Over the last twenty years I have developed a 1-&-a-half to 2 hour multi-media presentation and participatory glass fusing program for elementary schools around the NW region. With a combination of slides, videos, demos—tinged with a bit of humor--the information touches on science, math, art, history--and of course--safety. The info presented prepares the kids to explore the fun and creativity of fused glass art thru individual projects.
This day, and these projects, are appropriate for all elementary grade levels--kindergarten thru 5th grade.
I have worked with many schools and teachers multiple times--invited back year after year. It’s very fun, informative and safe.
In addition, I can also offer the option of creating auction projects and permanent art for installation at the school, some of which can be achieved on the same day.
Please contact me at any time for pricing and more details about this opportunity for your school.
Typical Space & Set-Up
Though I have worked with single classes, I find that multiple classrooms sharing their creative talents makes for a wonderfully productive energy. My preference is to reach as many kids as possible when I visit a school, so I have developed a very organized and thoughtful package for dealing with 60—and up to 140--students at a time.
The preferred space at the school is the gym or cafeteria, as much table and flat surface space is needed. Of course, available space (and budget) sometimes dictates the day—one must be flexible.
In addition to working space for the kids, multiple surfaces are needed for spreading out the thousands of colorful glass pieces to choose from. The parent volunteers, trained earlier on how to use the glass tools, also need their own area for helping to shape a few of the glass pieces.
Set-up starts about an hour before the students arrive. I unpack my materials and organize the various tables, get my iPad connected (hopefully a tech person is available to help as needed) to your projector or smart board, and train the parent volunteers—who need to arrive at least 20 minutes before the kids join us.
In the gym/cafeteria spaces I ask that the kids be seated on the floor in front of me/the screen for my presentation of slides, video and demos. This more intimate grouping helps with the back-and-forth of questions and comments. This part of the session is 30-45 minutes. They then move to their individual seats at the tables to start the work. At this point they have 45 minutes to an hour to work--depending on our designated end time.

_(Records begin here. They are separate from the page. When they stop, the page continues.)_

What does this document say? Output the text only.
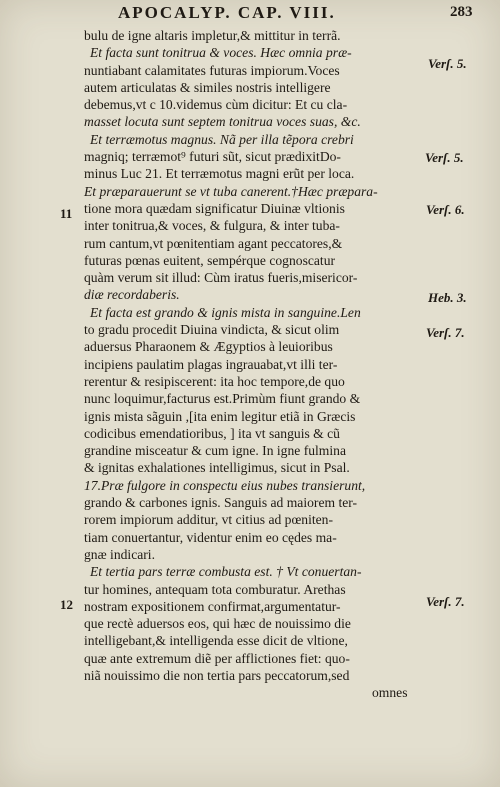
APOCALYP. CAP. VIII.	283
bulu de igne altaris impletur,& mittitur in terrã.
Et facta sunt tonitrua & voces. Hæc omnia præ-
nuntiabant calamitates futuras impiorum.Voces
autem articulatas & similes nostris intelligere
debemus,vt c 10.videmus cùm dicitur: Et cu cla-
masset locuta sunt septem tonitrua voces suas, &c.
Et terræmotus magnus. Nã per illa tẽpora crebri
magniq; terræmot⁹ futuri sũt, sicut prædixitDo-
minus Luc 21. Et terræmotus magni erũt per loca.
Et præparauerunt se vt tuba canerent.†Hæc præpara-
tione mora quædam significatur Diuinæ vltionis
inter tonitrua,& voces, & fulgura, & inter tuba-
rum cantum,vt pœnitentiam agant peccatores,&
futuras pœnas euitent, sempérque cognoscatur
quàm verum sit illud: Cùm iratus fueris,misericor-
diæ recordaberis.
Et facta est grando & ignis mista in sanguine.Len
to gradu procedit Diuina vindicta, & sicut olim
aduersus Pharaonem & Ægyptios à leuioribus
incipiens paulatim plagas ingrauabat,vt illi ter-
rerentur & resipiscerent: ita hoc tempore,de quo
nunc loquimur,facturus est.Primùm fiunt grando &
ignis mista sãguin ,[ita enim legitur etiã in Græcis
codicibus emendatioribus, ] ita vt sanguis & cũ
grandine misceatur & cum igne. In igne fulmina
& ignitas exhalationes intelligimus, sicut in Psal.
17.Præ fulgore in conspectu eius nubes transierunt,
grando & carbones ignis. Sanguis ad maiorem ter-
rorem impiorum additur, vt citius ad pœniten-
tiam conuertantur, videntur enim eo cędes ma-
gnæ indicari.
Et tertia pars terræ combusta est. † Vt conuertan-
tur homines, antequam tota comburatur. Arethas
nostram expositionem confirmat,argumentatur-
que rectè aduersos eos, qui hæc de nouissimo die
intelligebant,& intelligenda esse dicit de vltione,
quæ ante extremum diẽ per afflictiones fiet: quo-
niã nouissimo die non tertia pars peccatorum,sed
omnes
Verſ. 5.
Verſ. 5.
Verſ. 6.
Heb. 3.
Verſ. 7.
Verſ. 7.
11
12
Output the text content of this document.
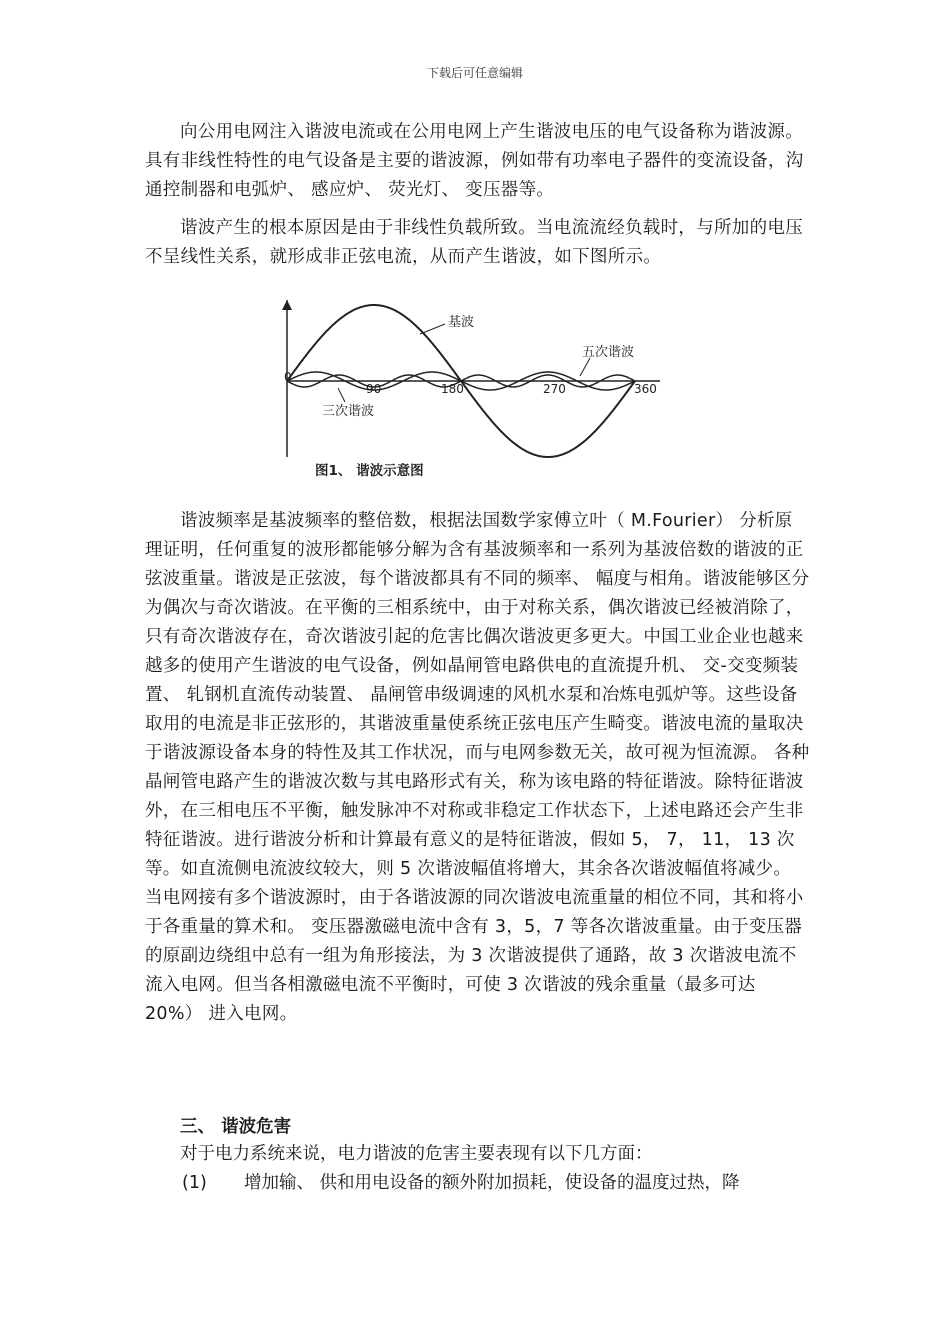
下载后可任意编辑

向公用电网注入谐波电流或在公用电网上产生谐波电压的电气设备称为谐波源。具有非线性特性的电气设备是主要的谐波源，例如带有功率电子器件的变流设备，沟通控制器和电弧炉、 感应炉、 荧光灯、 变压器等。

谐波产生的根本原因是由于非线性负载所致。当电流流经负载时，与所加的电压不呈线性关系，就形成非正弦电流，从而产生谐波，如下图所示。

基波
五次谐波
三次谐波
0
90	180	270	360
图1、 谐波示意图

谐波频率是基波频率的整倍数，根据法国数学家傅立叶（ M.Fourier） 分析原理证明，任何重复的波形都能够分解为含有基波频率和一系列为基波倍数的谐波的正弦波重量。谐波是正弦波，每个谐波都具有不同的频率、 幅度与相角。谐波能够区分为偶次与奇次谐波。在平衡的三相系统中，由于对称关系，偶次谐波已经被消除了，只有奇次谐波存在，奇次谐波引起的危害比偶次谐波更多更大。中国工业企业也越来越多的使用产生谐波的电气设备，例如晶闸管电路供电的直流提升机、 交-交变频装置、 轧钢机直流传动装置、 晶闸管串级调速的风机水泵和冶炼电弧炉等。这些设备取用的电流是非正弦形的，其谐波重量使系统正弦电压产生畸变。谐波电流的量取决于谐波源设备本身的特性及其工作状况，而与电网参数无关，故可视为恒流源。 各种晶闸管电路产生的谐波次数与其电路形式有关，称为该电路的特征谐波。除特征谐波外，在三相电压不平衡，触发脉冲不对称或非稳定工作状态下，上述电路还会产生非特征谐波。进行谐波分析和计算最有意义的是特征谐波，假如 5， 7， 11， 13 次等。如直流侧电流波纹较大，则 5 次谐波幅值将增大，其余各次谐波幅值将减少。 当电网接有多个谐波源时，由于各谐波源的同次谐波电流重量的相位不同，其和将小于各重量的算术和。 变压器激磁电流中含有 3，5，7 等各次谐波重量。由于变压器的原副边绕组中总有一组为角形接法，为 3 次谐波提供了通路，故 3 次谐波电流不流入电网。但当各相激磁电流不平衡时，可使 3 次谐波的残余重量（最多可达 20%） 进入电网。

三、 谐波危害
对于电力系统来说，电力谐波的危害主要表现有以下几方面：
(1) 增加输、 供和用电设备的额外附加损耗，使设备的温度过热，降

At the table each student receives a paper plate—to be labeled with their name—and used for gathering up the color glass safely, We also pass out the square glass tile that becomes their “canvas”. Hopefully they’ll take some time to design and experiment with ideas for their creation before gluing the color glass to this base—a point of emphasis I make.
During my talk I also emphasize that they are working in a mosaic format, pretty much using the chosen shapes and colors the way they find them: "That is how mosaic works”. The presentation includes many examples and ideas of actual student work from previous school days to help make this point clearly.

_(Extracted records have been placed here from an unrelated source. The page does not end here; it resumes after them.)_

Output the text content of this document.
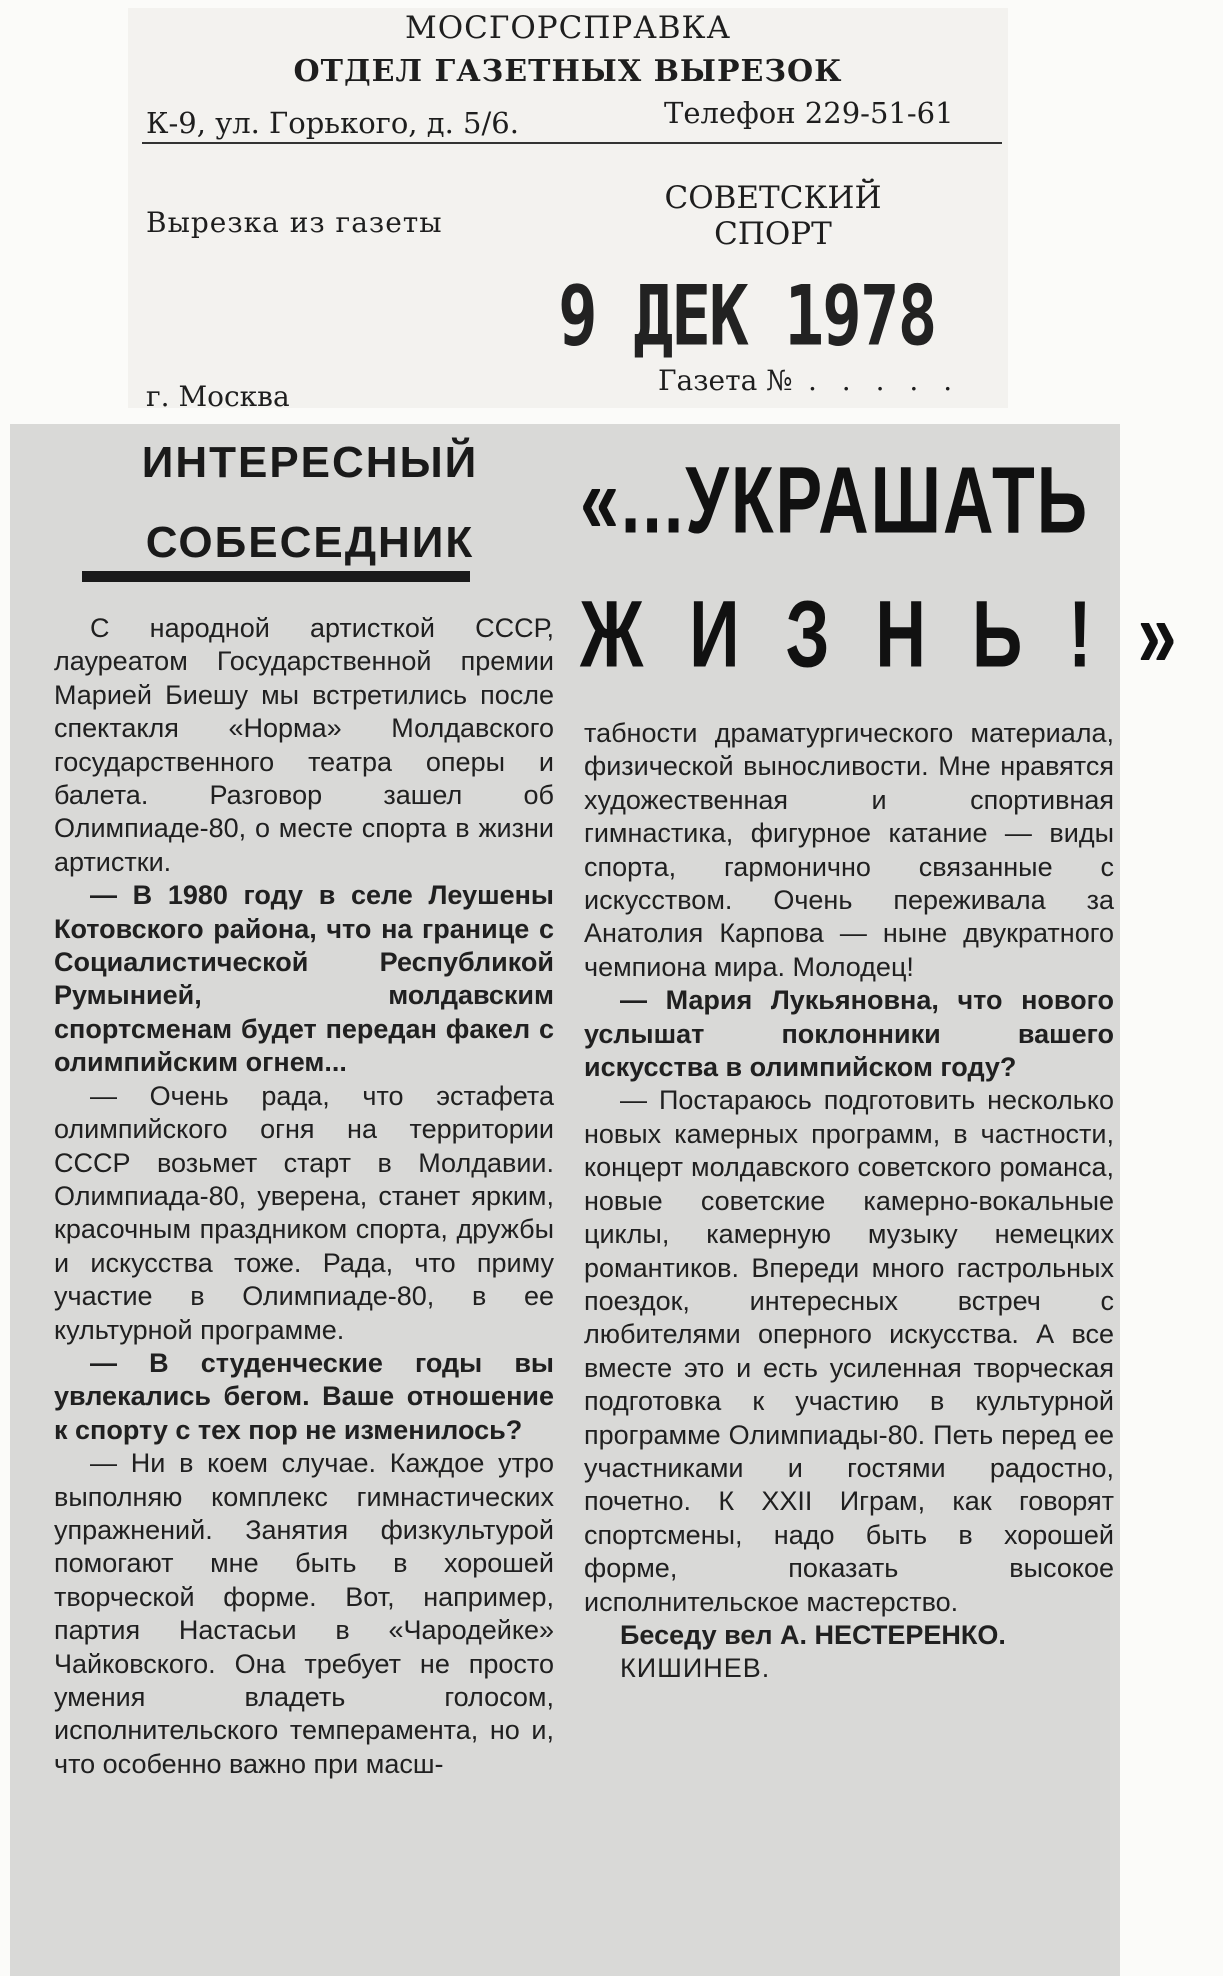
МОСГОРСПРАВКА
ОТДЕЛ ГАЗЕТНЫХ ВЫРЕЗОК
К-9, ул. Горького, д. 5/6.	Телефон 229-51-61
Вырезка из газеты
СОВЕТСКИЙ СПОРТ
9 ДЕК 1978
г. Москва	Газета № . . . . .
ИНТЕРЕСНЫЙ
СОБЕСЕДНИК	«...УКРАШАТЬ
ЖИЗНЬ!»

С народной артисткой СССР, лауреатом Государственной премии Марией Биешу мы встретились после спектакля «Норма» Молдавского государственного театра оперы и балета. Разговор зашел об Олимпиаде-80, о месте спорта в жизни артистки.

— В 1980 году в селе Леушены Котовского района, что на границе с Социалистической Республикой Румынией, молдавским спортсменам будет передан факел с олимпийским огнем...

— Очень рада, что эстафета олимпийского огня на территории СССР возьмет старт в Молдавии. Олимпиада-80, уверена, станет ярким, красочным праздником спорта, дружбы и искусства тоже. Рада, что приму участие в Олимпиаде-80, в ее культурной программе.

— В студенческие годы вы увлекались бегом. Ваше отношение к спорту с тех пор не изменилось?

— Ни в коем случае. Каждое утро выполняю комплекс гимнастических упражнений. Занятия физкультурой помогают мне быть в хорошей творческой форме. Вот, например, партия Настасьи в «Чародейке» Чайковского. Она требует не просто умения владеть голосом, исполнительского темперамента, но и, что особенно важно при масш-

табности драматургического материала, физической выносливости. Мне нравятся художественная и спортивная гимнастика, фигурное катание — виды спорта, гармонично связанные с искусством. Очень переживала за Анатолия Карпова — ныне двукратного чемпиона мира. Молодец!

— Мария Лукьяновна, что нового услышат поклонники вашего искусства в олимпийском году?

— Постараюсь подготовить несколько новых камерных программ, в частности, концерт молдавского советского романса, новые советские камерно-вокальные циклы, камерную музыку немецких романтиков. Впереди много гастрольных поездок, интересных встреч с любителями оперного искусства. А все вместе это и есть усиленная творческая подготовка к участию в культурной программе Олимпиады-80. Петь перед ее участниками и гостями радостно, почетно. К XXII Играм, как говорят спортсмены, надо быть в хорошей форме, показать высокое исполнительское мастерство.

Беседу вел А. НЕСТЕРЕНКО.

КИШИНЕВ.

But, the “trained volunteer’s” table is an option for having a “few” pieces shaped—definitely a popular and busy spot during the day.
In the end, the finished projects sit on the labeled plates and are gathered up when the kids leave. The packing up begins, I take everything home, fire the tiles, clean and wrap them back on the plates. I ask a volunteer to come to my studio to pick up the finished work about a week later and return them to the school. Done!
When the Kids Arrive
Materials & Other Items
I provide the volunteer training, all the glass, tools, paper plates, and various other materials needed for this day.
I do ask the school to provide:
White glue, small pill cups and toothpicks.
A sheet of regular white paper for each student (most can be used again), and pencils or pens should be available for sketching ideas and marking the plate.
Volunteers. I suggest at least two volunteers per classroom. But, the more the better, the merrier.